Should log classes open/close a log file stream on each write to the log file or should it keep the log file stream open throughout the application\'s lifetime until all log
I don't see any reason to close it.
On the other hand, closing and reopening takes a little extra time.
As a user of your application I'd prefer it to not hold files open unless it's a real requirement of the app. Just one more thing that can go wrong in the event of a system crash, etc.
It's a tradeoff. Opening and closing the file each time makes it more likely that the file will be updated on disk in the program crashes. On the other hand, there's some overhead involved in opening the file, seeking to the end, and appending data to it.
On Windows, you won't be able to move/rename/delete the file while it's open, so open/write/close might be helpful for a long-running process where you might occasionally want to archive the old log contents without interrupting the writer.
In most of the cases where I've done this sort of logging, I've kept the file open, and used fflush() to make it more likely the file was up-to-date if the program crashed.
If you have frequent read/writes it is more efficient to keep the file open for the lifetime with a single open/close.
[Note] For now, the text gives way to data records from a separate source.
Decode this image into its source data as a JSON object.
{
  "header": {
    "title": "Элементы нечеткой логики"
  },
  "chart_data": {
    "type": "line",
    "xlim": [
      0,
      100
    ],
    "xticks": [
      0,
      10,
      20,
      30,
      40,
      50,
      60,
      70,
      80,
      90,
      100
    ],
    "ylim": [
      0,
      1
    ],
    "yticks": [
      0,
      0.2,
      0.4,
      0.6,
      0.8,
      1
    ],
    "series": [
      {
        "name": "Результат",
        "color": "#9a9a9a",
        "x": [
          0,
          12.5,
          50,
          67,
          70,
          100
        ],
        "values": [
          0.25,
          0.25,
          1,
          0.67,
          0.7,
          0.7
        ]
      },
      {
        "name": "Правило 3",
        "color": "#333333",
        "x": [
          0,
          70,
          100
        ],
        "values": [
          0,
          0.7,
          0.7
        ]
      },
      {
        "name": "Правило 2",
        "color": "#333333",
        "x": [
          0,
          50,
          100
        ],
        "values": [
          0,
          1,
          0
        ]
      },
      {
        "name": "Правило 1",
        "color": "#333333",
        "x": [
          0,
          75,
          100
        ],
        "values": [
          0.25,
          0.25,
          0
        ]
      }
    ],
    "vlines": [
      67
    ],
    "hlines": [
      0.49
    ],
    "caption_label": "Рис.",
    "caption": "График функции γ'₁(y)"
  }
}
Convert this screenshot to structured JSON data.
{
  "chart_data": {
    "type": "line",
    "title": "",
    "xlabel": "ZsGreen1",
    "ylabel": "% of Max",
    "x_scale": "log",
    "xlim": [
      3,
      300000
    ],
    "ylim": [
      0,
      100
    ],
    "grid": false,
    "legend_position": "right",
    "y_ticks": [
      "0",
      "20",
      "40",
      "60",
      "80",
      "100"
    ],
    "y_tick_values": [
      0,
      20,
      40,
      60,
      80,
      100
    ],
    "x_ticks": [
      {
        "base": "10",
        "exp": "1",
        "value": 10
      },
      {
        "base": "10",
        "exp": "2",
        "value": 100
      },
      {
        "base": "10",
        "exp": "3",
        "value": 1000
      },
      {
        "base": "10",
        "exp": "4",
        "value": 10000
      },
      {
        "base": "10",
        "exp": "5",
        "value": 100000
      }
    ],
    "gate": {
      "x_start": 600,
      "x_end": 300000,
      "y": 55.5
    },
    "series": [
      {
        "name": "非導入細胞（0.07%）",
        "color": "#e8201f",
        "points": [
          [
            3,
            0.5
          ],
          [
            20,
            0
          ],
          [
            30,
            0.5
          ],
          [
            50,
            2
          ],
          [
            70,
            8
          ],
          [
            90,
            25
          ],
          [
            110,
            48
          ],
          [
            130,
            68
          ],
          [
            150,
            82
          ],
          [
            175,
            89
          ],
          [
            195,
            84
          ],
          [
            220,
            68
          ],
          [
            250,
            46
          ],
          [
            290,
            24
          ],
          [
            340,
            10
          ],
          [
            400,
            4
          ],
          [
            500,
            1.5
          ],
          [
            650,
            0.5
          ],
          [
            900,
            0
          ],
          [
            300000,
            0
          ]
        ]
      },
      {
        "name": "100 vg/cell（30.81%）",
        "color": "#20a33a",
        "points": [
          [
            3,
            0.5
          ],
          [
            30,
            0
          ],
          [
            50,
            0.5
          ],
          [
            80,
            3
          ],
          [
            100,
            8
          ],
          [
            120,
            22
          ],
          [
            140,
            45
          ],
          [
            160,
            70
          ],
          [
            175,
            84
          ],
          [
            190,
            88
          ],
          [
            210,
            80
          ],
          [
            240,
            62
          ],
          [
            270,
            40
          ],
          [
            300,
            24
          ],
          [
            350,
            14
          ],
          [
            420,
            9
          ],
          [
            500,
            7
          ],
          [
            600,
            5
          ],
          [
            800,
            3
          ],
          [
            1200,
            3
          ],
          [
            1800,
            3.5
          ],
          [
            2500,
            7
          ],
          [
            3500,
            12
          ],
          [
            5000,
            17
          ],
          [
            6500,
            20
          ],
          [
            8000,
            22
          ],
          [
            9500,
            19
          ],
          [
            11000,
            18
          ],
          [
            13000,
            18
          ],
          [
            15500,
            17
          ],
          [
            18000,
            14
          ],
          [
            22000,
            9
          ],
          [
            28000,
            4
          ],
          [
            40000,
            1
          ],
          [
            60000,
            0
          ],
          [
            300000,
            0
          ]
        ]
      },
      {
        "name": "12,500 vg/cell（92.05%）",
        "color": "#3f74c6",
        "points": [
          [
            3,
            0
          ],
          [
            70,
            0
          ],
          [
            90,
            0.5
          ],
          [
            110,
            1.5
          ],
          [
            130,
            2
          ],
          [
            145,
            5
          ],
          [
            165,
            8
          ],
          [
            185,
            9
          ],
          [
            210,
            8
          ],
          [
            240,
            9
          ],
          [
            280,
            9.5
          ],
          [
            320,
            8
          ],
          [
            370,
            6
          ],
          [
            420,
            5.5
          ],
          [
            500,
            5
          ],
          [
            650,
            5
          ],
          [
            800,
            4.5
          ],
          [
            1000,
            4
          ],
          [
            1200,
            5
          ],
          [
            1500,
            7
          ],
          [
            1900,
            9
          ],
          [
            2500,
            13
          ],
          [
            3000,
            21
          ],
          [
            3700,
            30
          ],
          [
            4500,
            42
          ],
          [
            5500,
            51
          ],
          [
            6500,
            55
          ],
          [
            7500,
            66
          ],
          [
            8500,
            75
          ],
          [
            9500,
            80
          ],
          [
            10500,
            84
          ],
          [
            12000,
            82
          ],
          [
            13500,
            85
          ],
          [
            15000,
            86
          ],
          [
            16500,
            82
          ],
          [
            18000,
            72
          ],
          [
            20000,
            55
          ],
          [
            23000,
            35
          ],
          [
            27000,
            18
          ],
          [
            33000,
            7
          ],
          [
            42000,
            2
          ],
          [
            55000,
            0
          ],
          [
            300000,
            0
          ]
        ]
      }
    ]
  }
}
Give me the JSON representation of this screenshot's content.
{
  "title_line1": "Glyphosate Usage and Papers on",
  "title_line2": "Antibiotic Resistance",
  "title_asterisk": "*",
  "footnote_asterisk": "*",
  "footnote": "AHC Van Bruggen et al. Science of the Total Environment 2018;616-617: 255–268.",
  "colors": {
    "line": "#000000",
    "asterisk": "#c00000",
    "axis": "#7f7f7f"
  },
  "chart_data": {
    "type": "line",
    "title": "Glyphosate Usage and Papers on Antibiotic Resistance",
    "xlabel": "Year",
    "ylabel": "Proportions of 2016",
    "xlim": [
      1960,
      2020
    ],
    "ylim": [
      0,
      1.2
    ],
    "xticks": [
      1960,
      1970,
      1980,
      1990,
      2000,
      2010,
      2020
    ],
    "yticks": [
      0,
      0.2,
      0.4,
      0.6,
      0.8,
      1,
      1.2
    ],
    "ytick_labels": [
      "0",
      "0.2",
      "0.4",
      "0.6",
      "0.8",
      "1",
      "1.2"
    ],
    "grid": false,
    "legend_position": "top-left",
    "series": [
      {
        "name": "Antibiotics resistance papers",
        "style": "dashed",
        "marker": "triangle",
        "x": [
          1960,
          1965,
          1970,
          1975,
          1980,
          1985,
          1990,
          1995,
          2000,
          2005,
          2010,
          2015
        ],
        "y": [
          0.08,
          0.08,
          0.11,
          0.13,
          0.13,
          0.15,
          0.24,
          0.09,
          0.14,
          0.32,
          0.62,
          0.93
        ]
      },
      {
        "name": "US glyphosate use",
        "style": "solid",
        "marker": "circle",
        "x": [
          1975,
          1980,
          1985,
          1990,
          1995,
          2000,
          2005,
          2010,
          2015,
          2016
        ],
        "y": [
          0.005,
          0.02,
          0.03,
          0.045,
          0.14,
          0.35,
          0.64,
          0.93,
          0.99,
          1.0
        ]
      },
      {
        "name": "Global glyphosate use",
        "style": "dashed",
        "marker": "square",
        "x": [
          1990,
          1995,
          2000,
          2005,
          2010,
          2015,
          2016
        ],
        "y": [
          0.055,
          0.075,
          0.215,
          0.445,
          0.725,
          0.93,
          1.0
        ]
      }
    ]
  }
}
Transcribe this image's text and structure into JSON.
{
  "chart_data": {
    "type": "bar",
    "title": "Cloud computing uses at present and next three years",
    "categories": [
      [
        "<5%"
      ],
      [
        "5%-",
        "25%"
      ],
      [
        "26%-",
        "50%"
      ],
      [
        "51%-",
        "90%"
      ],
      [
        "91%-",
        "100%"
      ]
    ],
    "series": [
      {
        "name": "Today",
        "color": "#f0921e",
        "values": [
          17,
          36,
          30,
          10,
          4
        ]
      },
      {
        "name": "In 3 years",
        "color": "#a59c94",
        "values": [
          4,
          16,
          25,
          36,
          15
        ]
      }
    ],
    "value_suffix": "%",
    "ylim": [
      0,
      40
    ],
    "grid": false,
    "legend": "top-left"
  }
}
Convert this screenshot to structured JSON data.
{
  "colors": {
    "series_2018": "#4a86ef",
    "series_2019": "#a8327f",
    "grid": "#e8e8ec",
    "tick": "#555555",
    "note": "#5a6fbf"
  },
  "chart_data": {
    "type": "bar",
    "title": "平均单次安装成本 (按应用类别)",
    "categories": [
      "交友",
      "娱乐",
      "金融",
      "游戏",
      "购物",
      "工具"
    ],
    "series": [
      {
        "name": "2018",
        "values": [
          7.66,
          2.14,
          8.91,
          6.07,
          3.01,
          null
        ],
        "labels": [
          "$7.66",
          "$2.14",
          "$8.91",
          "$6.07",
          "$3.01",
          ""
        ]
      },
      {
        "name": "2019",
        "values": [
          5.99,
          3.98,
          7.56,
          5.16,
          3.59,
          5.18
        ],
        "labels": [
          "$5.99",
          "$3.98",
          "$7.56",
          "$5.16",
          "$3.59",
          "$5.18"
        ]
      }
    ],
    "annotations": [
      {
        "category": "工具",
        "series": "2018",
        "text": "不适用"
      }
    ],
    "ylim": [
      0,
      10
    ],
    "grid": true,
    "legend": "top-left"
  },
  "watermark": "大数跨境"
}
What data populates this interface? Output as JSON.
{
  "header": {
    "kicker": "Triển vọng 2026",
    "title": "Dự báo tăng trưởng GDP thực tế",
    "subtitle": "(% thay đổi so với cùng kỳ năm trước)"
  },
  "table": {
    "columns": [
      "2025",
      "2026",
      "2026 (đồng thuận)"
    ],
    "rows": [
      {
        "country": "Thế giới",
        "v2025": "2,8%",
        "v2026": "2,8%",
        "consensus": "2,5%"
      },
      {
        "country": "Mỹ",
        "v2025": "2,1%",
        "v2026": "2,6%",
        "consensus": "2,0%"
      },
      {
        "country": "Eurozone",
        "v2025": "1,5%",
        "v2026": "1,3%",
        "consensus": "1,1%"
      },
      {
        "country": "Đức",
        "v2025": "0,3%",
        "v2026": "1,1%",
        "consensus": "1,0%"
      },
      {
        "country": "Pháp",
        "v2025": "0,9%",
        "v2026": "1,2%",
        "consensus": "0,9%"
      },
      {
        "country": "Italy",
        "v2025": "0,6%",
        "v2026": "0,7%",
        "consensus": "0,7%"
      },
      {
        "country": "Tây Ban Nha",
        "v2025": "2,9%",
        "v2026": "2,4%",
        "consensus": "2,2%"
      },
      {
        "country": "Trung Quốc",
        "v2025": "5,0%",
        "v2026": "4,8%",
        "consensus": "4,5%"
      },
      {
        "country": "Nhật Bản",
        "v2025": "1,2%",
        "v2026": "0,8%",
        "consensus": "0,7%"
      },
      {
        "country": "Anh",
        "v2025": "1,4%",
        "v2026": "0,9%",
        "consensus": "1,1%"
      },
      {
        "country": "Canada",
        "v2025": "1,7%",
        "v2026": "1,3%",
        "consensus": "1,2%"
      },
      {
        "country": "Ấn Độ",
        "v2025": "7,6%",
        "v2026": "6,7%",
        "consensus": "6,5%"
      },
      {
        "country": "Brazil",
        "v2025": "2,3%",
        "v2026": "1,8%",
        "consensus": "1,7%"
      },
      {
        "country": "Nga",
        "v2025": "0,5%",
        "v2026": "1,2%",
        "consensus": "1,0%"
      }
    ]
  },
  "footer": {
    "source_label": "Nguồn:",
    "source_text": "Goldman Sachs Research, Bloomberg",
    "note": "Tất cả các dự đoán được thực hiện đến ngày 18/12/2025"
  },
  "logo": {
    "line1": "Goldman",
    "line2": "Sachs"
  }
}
You might want to flush periodically or after each write though in case your application crashes you might not have all the data written to your file. Use fflush on Unix based systems and FlushFileBuffers on Windows.
If you are running on Windows as well you can use the CreateFile API with FILE_FLAG_NO_BUFFERING to go direct to file on each write.
It is also better to keep the file open for the lifetime, because each time you open/close you might have a failure if the file is in use. For example you might have a backup application that runs and open/closes your file as it's backing it up. And this might cause your program to not be able to access your own file. Ideally you would want to keep your file open always and specify sharing flags on Windows (FILE_SHARE_READ). On Unix based systems, sharing will be default.
For large intensive applications, what I usually do is I keep the log file open for the duration of the application and have a separate thread that flushes log content in the memory to HDD periodically. File open and close operation require system calls, which is a lot of work if you look into lower level.
Open and close. Can save you from a corrupt file in case of a system crash.